The TRIAGE.md must include:

- Rotate SSH host keys.
- Audit `auth.log` / `journalctl -u ssh` for
  `Timeout before authentication` lines and unusual login
  patterns during the exposure window.
- Rotate any secret that lived in `sshd`'s process memory
  during the window: pam credentials, host certificates,
  any `AuthorizedKeysCommand` script outputs.
- Audit any deploy / CI workflows that authenticated to this
  host during the window.
- Rebuild any artifact produced on the host while it was
  affected and reachable.

## Stop conditions

- The host is non-glibc Linux (musl, BSD) — not affected.
- The host's distro has no patched OpenSSH packaged yet.
  Apply the `LoginGraceTime 0` mitigation; triage with a
  note about the missing package.
- The host's exposure window is unclear or the auth log
  rotation has lost evidence.

## Scope

- Do not modify SSH client configuration.
- Do not modify firewall rules — mention them in the PR body
  as a reviewer-considered defence-in-depth.
- Do not bundle unrelated CVEs.
- Do not run `systemctl restart sshd`. Restarting `sshd` is
  the operator's call (severs in-flight sessions).

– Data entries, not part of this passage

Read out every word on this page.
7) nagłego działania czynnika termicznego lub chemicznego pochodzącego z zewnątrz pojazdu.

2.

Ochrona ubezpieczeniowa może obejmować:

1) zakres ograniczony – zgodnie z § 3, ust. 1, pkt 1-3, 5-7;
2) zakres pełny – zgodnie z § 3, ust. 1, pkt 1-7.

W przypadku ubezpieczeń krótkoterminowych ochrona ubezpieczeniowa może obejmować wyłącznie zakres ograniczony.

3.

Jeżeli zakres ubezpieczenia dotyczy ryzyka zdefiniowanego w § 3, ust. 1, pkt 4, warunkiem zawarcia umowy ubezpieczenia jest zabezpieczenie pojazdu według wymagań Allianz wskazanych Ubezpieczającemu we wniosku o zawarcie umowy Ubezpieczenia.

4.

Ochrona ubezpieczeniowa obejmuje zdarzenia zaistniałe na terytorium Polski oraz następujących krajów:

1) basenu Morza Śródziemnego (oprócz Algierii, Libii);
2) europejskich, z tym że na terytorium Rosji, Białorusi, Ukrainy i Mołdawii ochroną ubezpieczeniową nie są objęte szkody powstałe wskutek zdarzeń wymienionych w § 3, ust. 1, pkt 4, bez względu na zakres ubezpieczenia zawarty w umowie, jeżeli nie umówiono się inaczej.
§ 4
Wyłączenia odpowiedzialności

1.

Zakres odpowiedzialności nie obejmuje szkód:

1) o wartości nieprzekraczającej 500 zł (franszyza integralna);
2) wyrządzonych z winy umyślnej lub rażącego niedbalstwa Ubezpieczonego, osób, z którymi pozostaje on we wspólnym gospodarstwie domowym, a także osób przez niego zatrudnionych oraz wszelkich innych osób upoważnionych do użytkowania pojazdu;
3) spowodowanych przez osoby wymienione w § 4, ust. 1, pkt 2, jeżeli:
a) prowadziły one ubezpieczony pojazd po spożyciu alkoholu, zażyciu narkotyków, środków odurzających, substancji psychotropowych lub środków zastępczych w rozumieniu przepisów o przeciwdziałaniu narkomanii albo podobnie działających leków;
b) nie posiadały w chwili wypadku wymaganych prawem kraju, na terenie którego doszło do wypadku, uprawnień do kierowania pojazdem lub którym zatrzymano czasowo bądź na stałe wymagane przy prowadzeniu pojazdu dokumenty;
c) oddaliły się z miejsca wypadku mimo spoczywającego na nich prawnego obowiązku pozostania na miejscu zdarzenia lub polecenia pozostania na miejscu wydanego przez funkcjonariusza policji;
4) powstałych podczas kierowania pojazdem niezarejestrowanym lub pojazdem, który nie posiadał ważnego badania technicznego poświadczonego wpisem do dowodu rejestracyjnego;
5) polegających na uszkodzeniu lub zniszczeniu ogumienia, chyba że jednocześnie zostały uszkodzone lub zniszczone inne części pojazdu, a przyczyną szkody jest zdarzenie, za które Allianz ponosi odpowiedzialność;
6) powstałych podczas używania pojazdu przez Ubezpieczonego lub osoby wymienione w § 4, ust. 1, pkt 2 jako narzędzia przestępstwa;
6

Verification — what the reviewer looks for

  • The package version after upgrade matches the distro’s patched version.
  • If the mitigation was applied: LoginGraceTime 0 is present and MaxStartups is sane.
  • The PR body’s IR scope matches the host’s exposure classification — the reviewer doesn’t accept “it was internal” without seeing how that was confirmed.
  • For compromised classification, confirm the IR actions were carried out before merge.

Watch for

  • Distro version strings. Some distros backport patches without bumping the upstream version string. The authoritative check is the distro advisory, not sshd -V.
  • Custom-compiled OpenSSH. Hosts running OpenSSH built from source do not get the distro patch. Treat as a separate remediation; rebuild from a clean tree.
  • MaxStartups interactions. Setting LoginGraceTime 0 without raising MaxStartups can become an availability bug — clients failing-to-authenticate hold slots forever. Tune both together.
  • Bastion-only exposure isn’t no exposure. A bastion that itself is reachable becomes the same target. The IR scope should follow the chain.
  • Containerised sshd. Some images run sshd for management. Image bumps follow the base-image workflow; this recipe applies to the package inside the container.

Output contract

Return one of:

  • A reviewer-ready PR/change request that upgrades the controlled OpenSSH package or image, optionally applies LoginGraceTime 0 with sane MaxStartups as an interim mitigation, identifies restart/reload actions, verifies the distro-patched status, and attaches an operator IR checklist.
  • TRIAGE.md when public or unclear exposure requires incident handling, no patched distro package is available, custom-compiled OpenSSH must be rebuilt outside this repository, or restart/host-key rotation ownership is external.

The output must list OpenSSH version evidence, distro advisory status, glibc status, exposure path, LoginGraceTime and MaxStartups, restart owner, auth-log review commands, host keys or secrets requiring rotation, and validation commands. It must not restart production sshd, modify SSH client config, silently change firewall rules, or bundle unrelated CVEs.